Oakland proposes anti-protest measure after police crackdown

On January 30, over 400 Occupy protesters were arrested in downtown Oakland. It was the largest set of arrests as part of the Occupy protests since over 700 occupiers were arrested on the Brooklyn Bridge last October. Emboldened by this success, the city's Democratic Party establishment is preparing to go on the offensive.

The City Council will decide this week on a proposal from Councilman Ignacio de la Fuente that would direct the Oakland Police Department to take a zero tolerance approach to any infractions of current laws regarding protests.

Fuente specifically cited blocking the street and gathering without a permit as examples of minor infractions that the police should enforce without exception. 

Several months ago, Fuente made a similar proposal to his current one, hoping to nip the Occupy movement in the bud by increasing police repression. However, it was voted down. Fuente told the San Francisco Chronicle that following the recent mass arrests, he believes the council will be more likely to support him 

“The fact is we cannot allow these protests to continue to drain our resources,” he told the Chronicle. “We should have been doing this a long time ago.” He further demonstrated his contempt for political expression by saying protests should be planned like Chinese New Year parades or Cinco de Mayo festivals.

Fuente's distaste for the Occupy protests has been honed during his long career as a trade union bureaucrat and Democratic Party politician. Since 1983 Fuente has been an International Vice President of the Glass, Molders, Pottery, Plastics & Allied Workers International Union, AFL-CIO. In 1992 he was first elected to the Oakland City Council as a Democrat and has been reelected ever since. He is currently serving as vice mayor, and was until January 2009 the president of the city council.

Regardless of whether the resolution passes, the arrests on January 30 mark a definite shift in police enforcement tactics. Of the 400 people arrested, only twelve have been charged with a crime. Eleven of those people were only charged with the misdemeanor of “blocking a sidewalk.” This clearly shows that the purpose of these arrests was not to prevent vandalism or protect public safety, but to intimidate protesters. 

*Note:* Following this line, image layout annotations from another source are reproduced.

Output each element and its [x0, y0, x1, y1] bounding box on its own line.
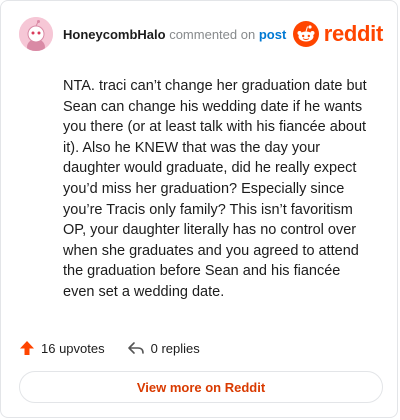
upvotes-count: 16 upvotes — [41, 340, 105, 356]
comment-stats: 16 upvotes 0 replies — [19, 337, 383, 359]
snoo-avatar-icon — [19, 17, 53, 51]
avatar[interactable] — [19, 17, 53, 51]
reddit-wordmark: reddit — [323, 21, 384, 46]
post-link[interactable]: post — [259, 27, 286, 42]
author-line: HoneycombHalo commented on post — [63, 27, 286, 42]
reddit-brand[interactable]: reddit — [292, 20, 384, 48]
comment-header: HoneycombHalo commented on post reddit — [19, 17, 383, 51]
replies-count: 0 replies — [150, 340, 200, 356]
action-text: commented on — [169, 27, 256, 42]
reply-arrow-icon — [127, 342, 144, 354]
reddit-logo-icon — [292, 21, 319, 47]
comment-card: HoneycombHalo commented on post reddit N… — [0, 0, 398, 418]
author-name[interactable]: HoneycombHalo — [63, 27, 166, 42]
upvote-arrow-icon — [20, 341, 34, 355]
upvotes-stat[interactable]: 16 upvotes — [19, 340, 105, 356]
comment-body: NTA. traci can’t change her graduation d… — [63, 78, 367, 300]
replies-stat[interactable]: 0 replies — [127, 340, 200, 356]
view-more-button[interactable]: View more on Reddit — [19, 371, 383, 403]
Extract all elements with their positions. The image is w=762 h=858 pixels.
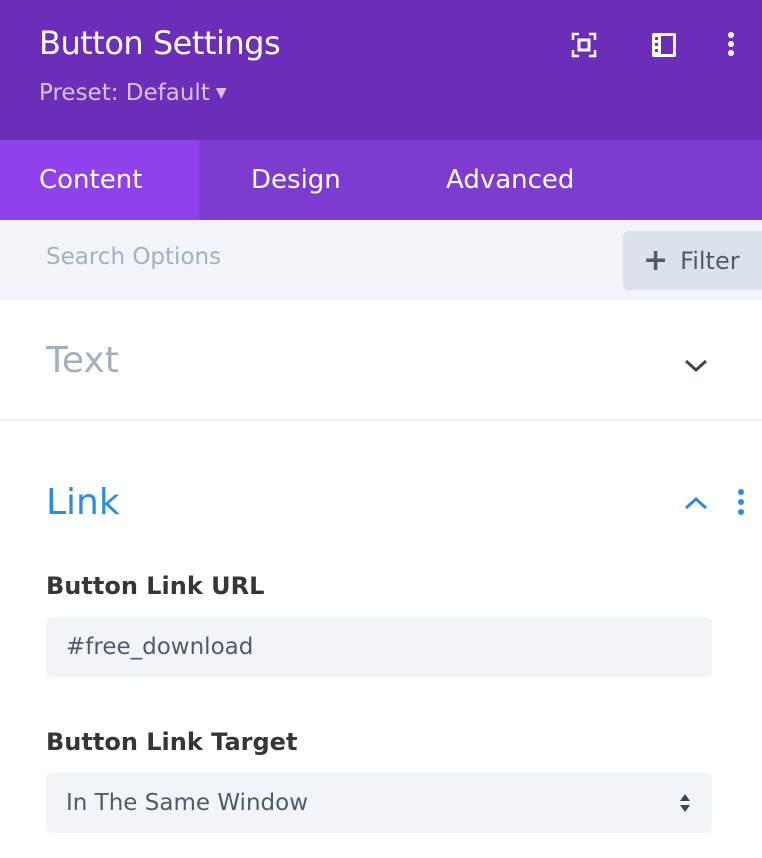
target-select[interactable]: In The Same Window xyxy=(46,773,712,833)
sidebar-layout-icon[interactable] xyxy=(649,30,679,60)
plus-icon: + xyxy=(643,243,669,278)
chevron-down-icon[interactable] xyxy=(681,350,711,380)
preset-dropdown[interactable]: Preset: Default ▼ xyxy=(39,80,227,106)
select-arrows-icon xyxy=(680,794,690,812)
target-value: In The Same Window xyxy=(66,790,309,816)
url-label: Button Link URL xyxy=(46,572,265,600)
search-input[interactable] xyxy=(46,244,546,270)
more-options-icon[interactable] xyxy=(716,30,746,60)
section-link-title[interactable]: Link xyxy=(46,482,120,523)
filter-button[interactable]: + Filter xyxy=(623,231,762,290)
settings-header: Button Settings Preset: Default ▼ xyxy=(0,0,762,140)
tab-bar: Content Design Advanced xyxy=(0,140,762,220)
url-input[interactable]: #free_download xyxy=(46,617,712,677)
page-title: Button Settings xyxy=(39,24,281,62)
section-options-icon[interactable] xyxy=(726,488,756,518)
target-label: Button Link Target xyxy=(46,728,298,756)
tab-advanced[interactable]: Advanced xyxy=(395,140,574,220)
caret-down-icon: ▼ xyxy=(215,85,227,101)
section-text[interactable]: Text xyxy=(0,300,762,421)
section-text-title: Text xyxy=(46,340,119,381)
filter-label: Filter xyxy=(680,246,740,275)
preset-label: Preset: Default xyxy=(39,80,210,106)
tab-content[interactable]: Content xyxy=(0,140,199,220)
tab-design[interactable]: Design xyxy=(199,140,395,220)
chevron-up-icon[interactable] xyxy=(681,488,711,518)
focus-icon[interactable] xyxy=(569,30,599,60)
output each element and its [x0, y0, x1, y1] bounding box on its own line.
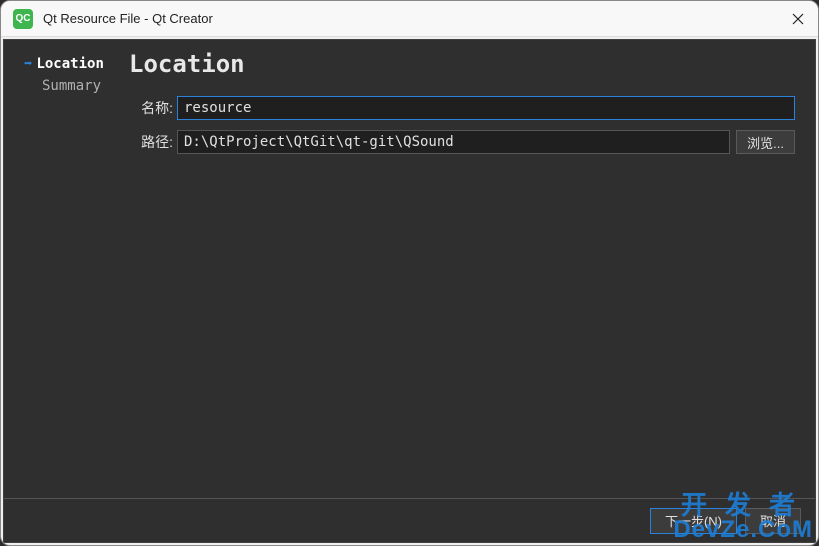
next-button[interactable]: 下一步(N) [650, 508, 737, 534]
close-icon [792, 13, 804, 25]
path-input[interactable] [177, 130, 730, 154]
sidebar-item-label: Location [36, 56, 103, 72]
form-row-path: 路径: 浏览... [129, 130, 795, 154]
cancel-button[interactable]: 取消 [745, 508, 801, 534]
form-row-name: 名称: [129, 96, 795, 120]
sidebar-item-summary[interactable]: Summary [24, 78, 119, 94]
wizard-window: QC Qt Resource File - Qt Creator ➡ Locat… [0, 0, 819, 546]
name-input[interactable] [177, 96, 795, 120]
main-panel: Location 名称: 路径: 浏览... [129, 40, 815, 498]
window-title: Qt Resource File - Qt Creator [43, 11, 778, 26]
arrow-right-icon: ➡ [24, 56, 32, 72]
content-area: ➡ Location Summary Location 名称: 路径: 浏览 [3, 39, 816, 543]
main-body: ➡ Location Summary Location 名称: 路径: 浏览 [4, 40, 815, 498]
titlebar: QC Qt Resource File - Qt Creator [1, 1, 818, 37]
sidebar-item-location[interactable]: ➡ Location [24, 56, 119, 72]
close-button[interactable] [778, 1, 818, 37]
wizard-footer: 下一步(N) 取消 [4, 498, 815, 542]
browse-button[interactable]: 浏览... [736, 130, 795, 154]
page-heading: Location [129, 50, 795, 78]
sidebar-item-label: Summary [42, 78, 101, 94]
wizard-sidebar: ➡ Location Summary [4, 40, 129, 498]
name-label: 名称: [129, 98, 173, 118]
app-icon: QC [13, 9, 33, 29]
path-label: 路径: [129, 132, 173, 152]
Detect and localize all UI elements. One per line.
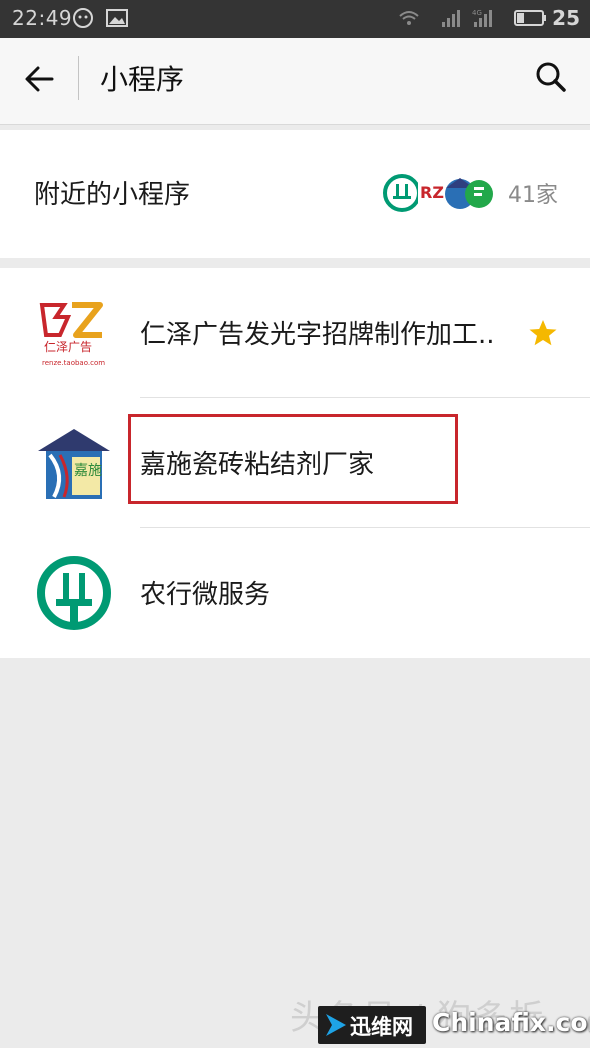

At a rally on Monday to protest the arrests and support those charged, the police confiscated the protesters speaker system, even after it was turned off. They said they were responding to noise complaints from local businesses, and that the protesters did not have a permit.

Nationwide the police are feeling more confident that they can harass Occupy protesters with impunity. The police raided the Occupy DC encampment last Sunday, making 11 arrests, on the basis of enforcing the park's rule against overnight camping.

Most ominously for protesters, and the working class as a whole, the political establishment is increasingly describing their actions as “terrorism.” Fuente called the Occupy Oakland attempts to occupy an abandoned building “an escalation that in my opinion basically amounts to domestic terrorism.” Monday's rally drew a small group of counter demonstrators called “Stand for Oakland” making a similar claim.

In Stand for Oakland's call to protest the Occupy Movement, they demanded an end to “the vandalizing and terrorizing of our city.” One of the prominent voices of Stand for Oakland is Marilyn Singleton, the Republican candidate for congress in California's 13th district.

Other prominent members of Stand for Oakland are Democratic Party Councilwoman Desley Brooks, Oakland Chamber of Commerce official Paul Junge, and developer Phil Tagami, who is best known for patrolling his building near the city hall with a shotgun during prior protests.